Approximately 153,000 people went to Las Vegas last week to sneak a peek at the latest in consumer electronics. CES 2012 was the largest CES in the conference's 44-year history, featuring over 3,100 exhibitors in 1.9 million square feet of floor space. Was the show so big because of consumerization of IT? No. The enterprise was present, just a bit hidden.
The show keeps growing in size because the scope of "consumer electronics" keeps expanding--well beyond the confines of a typical Best Buy store. Electronics are expanding into everything, and often with a wired connection. Walking the halls of CES, one sees everything--the expected high-tech computers, cameras, and gadgets, and the unexpected appliances, cars, toys, tools, luggage, furniture, even windows. Consumer electronics are aimed at all ages (even prenatal), and all walks of life.
This year, the big items were televisions and tablets. TVs are getting bigger, thinner, 3D, and more connected. And although Apple wasn't exhibiting, there was no shortage of iPads on display--with exhibitors showing off various cases, accessories, and other peripherals throughout the event. Android tablets were ubiquitous too. The technical boundaries between TVs, smart phones, tablets, and computers are becoming less distinct--a hodgepodge of complementary devices available in whatever form factor the customer desires.
Consumerization of IT is clearly recognizable at the office, but spotting it at the consumer level isn't so apparent. There were few vendors hawking business or group benefits. Manageability, security, TCO weren't common terms heard at CES. Instead, the messaging is more personal, highlighting desire and enjoyment. It's all about the id, not IT.
One company whose name has become associated with consumerization of IT is Skype, and their video application was a presence at several CES booths. Although Skype didn't announce anything, Tely HD, a Skype Partner, was showing off a new Android-based TV/Skype accessory. TelyHD runs Android 2.2 and contains a dual core ARM A9 processor enabling HD video calling with Skype users. The unit costs $249, is subscription free, and will soon include a variety of other web-based services. There were plenty of communication apps: TextPlus, Ooma, Bobsled, Vlingo to name a few.
Samsung, a CES powerhouse, also showed off a new option called the InTouch.

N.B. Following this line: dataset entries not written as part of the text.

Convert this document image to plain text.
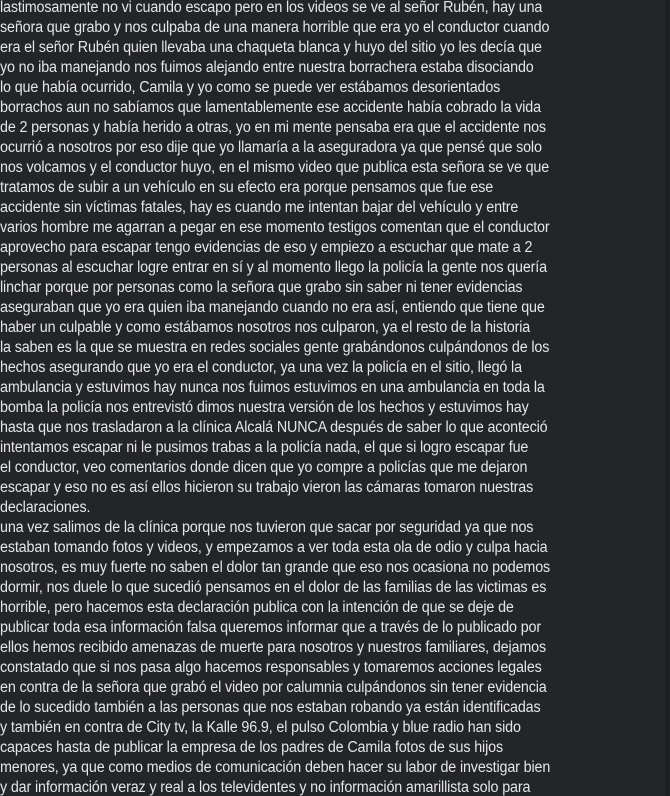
lastimosamente no vi cuando escapo pero en los videos se ve al señor Rubén, hay una
señora que grabo y nos culpaba de una manera horrible que era yo el conductor cuando
era el señor Rubén quien llevaba una chaqueta blanca y huyo del sitio yo les decía que
yo no iba manejando nos fuimos alejando entre nuestra borrachera estaba disociando
lo que había ocurrido, Camila y yo como se puede ver estábamos desorientados
borrachos aun no sabíamos que lamentablemente ese accidente había cobrado la vida
de 2 personas y había herido a otras, yo en mi mente pensaba era que el accidente nos
ocurrió a nosotros por eso dije que yo llamaría a la aseguradora ya que pensé que solo
nos volcamos y el conductor huyo, en el mismo video que publica esta señora se ve que
tratamos de subir a un vehículo en su efecto era porque pensamos que fue ese
accidente sin víctimas fatales, hay es cuando me intentan bajar del vehículo y entre
varios hombre me agarran a pegar en ese momento testigos comentan que el conductor
aprovecho para escapar tengo evidencias de eso y empiezo a escuchar que mate a 2
personas al escuchar logre entrar en sí y al momento llego la policía la gente nos quería
linchar porque por personas como la señora que grabo sin saber ni tener evidencias
aseguraban que yo era quien iba manejando cuando no era así, entiendo que tiene que
haber un culpable y como estábamos nosotros nos culparon, ya el resto de la historia
la saben es la que se muestra en redes sociales gente grabándonos culpándonos de los
hechos asegurando que yo era el conductor, ya una vez la policía en el sitio, llegó la
ambulancia y estuvimos hay nunca nos fuimos estuvimos en una ambulancia en toda la
bomba la policía nos entrevistó dimos nuestra versión de los hechos y estuvimos hay
hasta que nos trasladaron a la clínica Alcalá NUNCA después de saber lo que aconteció
intentamos escapar ni le pusimos trabas a la policía nada, el que si logro escapar fue
el conductor, veo comentarios donde dicen que yo compre a policías que me dejaron
escapar y eso no es así ellos hicieron su trabajo vieron las cámaras tomaron nuestras
declaraciones.
una vez salimos de la clínica porque nos tuvieron que sacar por seguridad ya que nos
estaban tomando fotos y videos, y empezamos a ver toda esta ola de odio y culpa hacia
nosotros, es muy fuerte no saben el dolor tan grande que eso nos ocasiona no podemos
dormir, nos duele lo que sucedió pensamos en el dolor de las familias de las victimas es
horrible, pero hacemos esta declaración publica con la intención de que se deje de
publicar toda esa información falsa queremos informar que a través de lo publicado por
ellos hemos recibido amenazas de muerte para nosotros y nuestros familiares, dejamos
constatado que si nos pasa algo hacemos responsables y tomaremos acciones legales
en contra de la señora que grabó el video por calumnia culpándonos sin tener evidencia
de lo sucedido también a las personas que nos estaban robando ya están identificadas
y también en contra de City tv, la Kalle 96.9, el pulso Colombia y blue radio han sido
capaces hasta de publicar la empresa de los padres de Camila fotos de sus hijos
menores, ya que como medios de comunicación deben hacer su labor de investigar bien
y dar información veraz y real a los televidentes y no información amarillista solo para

It also hooks onto the top of the TV and runs Skype via Android. This unit only runs $50, and supports up to 720p video and uses Wi-Fi connectivity. Other preloaded apps include YouTube, Google News and Weather, and a browser. Samsung, Panasonic, and several others were also showing televisions with built-in cameras and Skype.
Aimed strictly at consumers was Biscotti, showing off its $199 set-top camera featuring free calls to Biscotti and Google contacts on their TVs, computers, smartphones and tablets. With so many free and HD quality video calling solutions, it is no surprise that Cisco recently killed its Umi product that required a $25 monthly fee.
Tablets at CES
Polycom and Motorola jointly announced that Polycom's Real Presence solution is now pre-installed on Motorola's Droid XyBoard tablet. Both companies cling to this "out of box" example as evidence of a business-ready tablet computer. The mobile tablet can support H.264 video conferencing or screen sharing over 3G/4G and Wi-Fi networks. Motorola’s XyBoard has an 8.2" display and runs Android HoneyComb with no plans stated for Android 4.0, and Polycom’s Real Presence is H.264.
Tablets were big this year. Android tablets were everywhere and every size--from big names (Samsung, Sharp, Toshiba, Motorola) to small names (Archos, Asus, Viewsonic, and literally no names). Samsung launched the Note, whose 5" display makes it either the largest smartphone or the smallest tablet. Sharp and Infocus had the biggest ideas for tablets: the InFocus Mondopad is 55" and 1080P HD.
RIM had an impressive presence at CES, and was one of the few companies truly stressing software over hardware. RIM was pushing QNX, the Playbook 2, and Blackberry OS. RIM acquired QNX in early 2010 and it will be the core of BlackBerry 10 on RIM's mobile devices later this year. QNX Car 2 is available to automotive manufactures and was on display in the Porsche booth, being used to power in-car infotainment systems and dashboard instrumentation. The Playbook 2 software fills many of the product's prior gaps including built-in email, calendar, and address book--and adds the ability to run Android applications. RIM also added a video store to the Playbook library with thousands of films and shows.
At CES, RIM announced Blackberry 7.1, the last OS release before BlackBerry, 10 which will be based on QNX. 7.1 adds support for near-field communications (NFC). Also, upgraded phones can now be used as a mobile hotspot, providing connectivity with up to five other devices.